Red Miso (akamiso) is saltier and stronger in flavor than white miso because it's aged for a very long time, often up to one year. It has a terracotta color.
Mixed Miso (awasemiso) is a mixture of two or more miso types, typically white and red. It has a dark brown color and strong taste.
There are also grain-specific miso pastes made from just barley, brown rice, rye, buckwheat and soy beans among others. These can range in flavor and depth of color with some aged for up to three years developing an almost chocolate color.
What do you make with miso? Let us know below.
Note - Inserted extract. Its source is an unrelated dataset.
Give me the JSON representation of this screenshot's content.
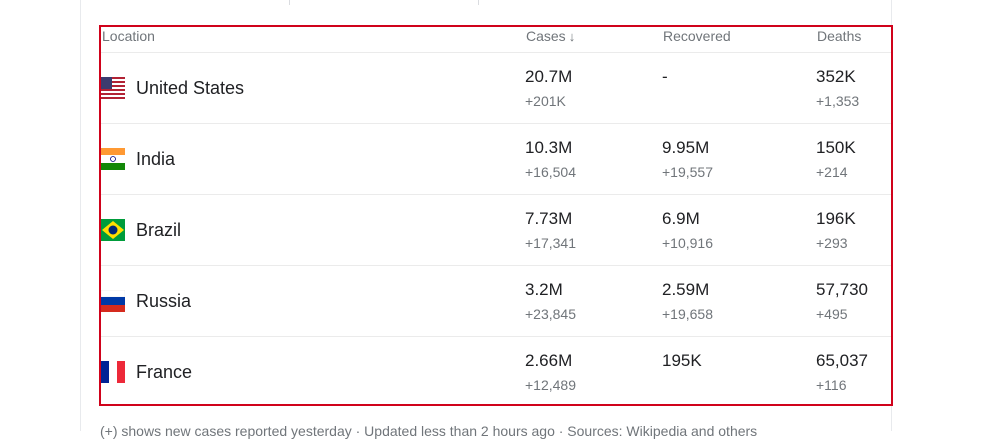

Whether you're making a pan sauce to serve alongside meat or cooking a stew or ragu, miso works as a flavorful thickener. Simply stir it into the sauce near the end of cooking and it will add lots of flavor (so, no need for salt) and enrich the viscosity of the sauce. Recipes: Mixed Mushroom Ragout Pork Medallions with Miso-Mushroom Sauce
Using miso paste in stir-fry sauces is a natural addition. Combined with vinegar, soy sauce or other Asian condiments, the miso paste will help create a thick and sticky coating for meat and/or vegetables. Recipes: Miso-Ginger Chicken and Cabbage Miso Chicken Stir-Fry
Use miso paste to glaze meat, fish or even vegetables. Once it's mixed with oil, vinegar, soy sauce or other condiments, simply brush the glaze mixture onto the protein or vegetables and you're ready to grill or broil. The glaze works exceptionally well on beef, chicken, fish, eggplant, squash or zucchini. Also try the glaze also on cooked peas or carrots. Recipes: Grilled Beef-Tenderloin Skewers with Red-Miso Glaze Broiled Salmon with Miso Glaze Miso-Glazed Peas and Carrots
A classic way to use miso in Asian recipes is in dipping sauces, which are great for enjoying vegetables or even chicken tenders. But you could also use miso as a breading (like in this recipe) because the miso mixture helps the breadcrumbs adhere. Try the breading on vegetables, chicken or fish. For best results bake. Recipe: Pank-Crusted Asparagus Spears
Since miso is so flavorful and salty, why not use it as a rub? Use it on chicken or turkey (as in this recipe) and rub the paste mixture under the skin -- it will flavor the meat exceptionally well. Recipe: Roasted Garlic and Meyer Lemon-Rubbed Turkey
Add lots of flavor to salads with dressings and vinaigrettes made with miso. Just add a spoonful or two of miso paste to your usual olive oil and vinegar mixture, but for extra tang use rice or cider vinegar. Recipes: Ginger-Miso Tofu Dressing Snow Pea and Carrot Salad with Miso-Tamari Dressing Asian Chicken Salad with Sesame-Ginger Vinaigrette
Miso, a Japanese food staple, is used in many traditional Japanese recipes, such as miso soup.